The research team, headed by Professor J Tate, found no difference between the groups in terms of severity of pain, the need for painkilling drugs, time in reintroducing normal diet, or hospital stay. Similar numbers from both group attended follow up examinations three weeks after surgery, and similar proportions 79 per cent of laparoscopic patients, and 74 per cent of open surgery patients had returned to work (The Lancet, 11 September 1993).


In fairness, it is worth noting that open appendectomy is no longer the major invasive technique it once was, and can now be performed by making a small, muscle splitting incision.


David Lomax, a surgeon from Perth, Australia, believes the argument should pivot more on the type of operation for which laparoscopic surgery is appropriate. It may well become the procedure favoured for operations such as cholecystectomy, but inappropriate for appendectomy and cancer. “Unfortunately, in getting to this stage, many patients will have had complications resulting from this minimally invasive surgery. There are all too many intensive care specialists who know of several admissions to their units necessitated by those complications,” he writes in The Lancet (13 November 1993).

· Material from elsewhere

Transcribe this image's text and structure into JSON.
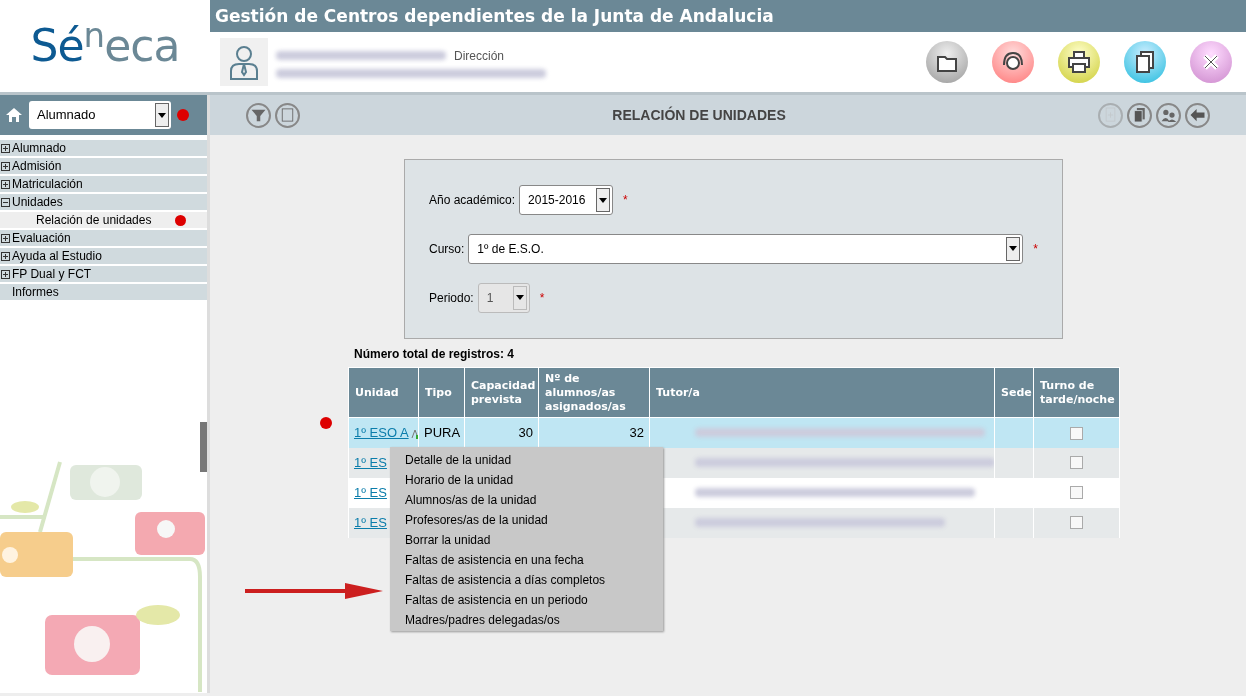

Clearly, further research is needed, particularly into the benefits of laparoscopy for other diseases, such as gall bladder problems. The difficulty in assessing any surgical procedure against another by randomized trial is finding surgeons of similar training and experience and patients with a similar medical history and profile. The other problem is the lack of funding to finance the research.


Whereas most clinical trials are funded by the drugs companies, there is no obvious commercial benefactor of a successful trial except the equipment manufacturers.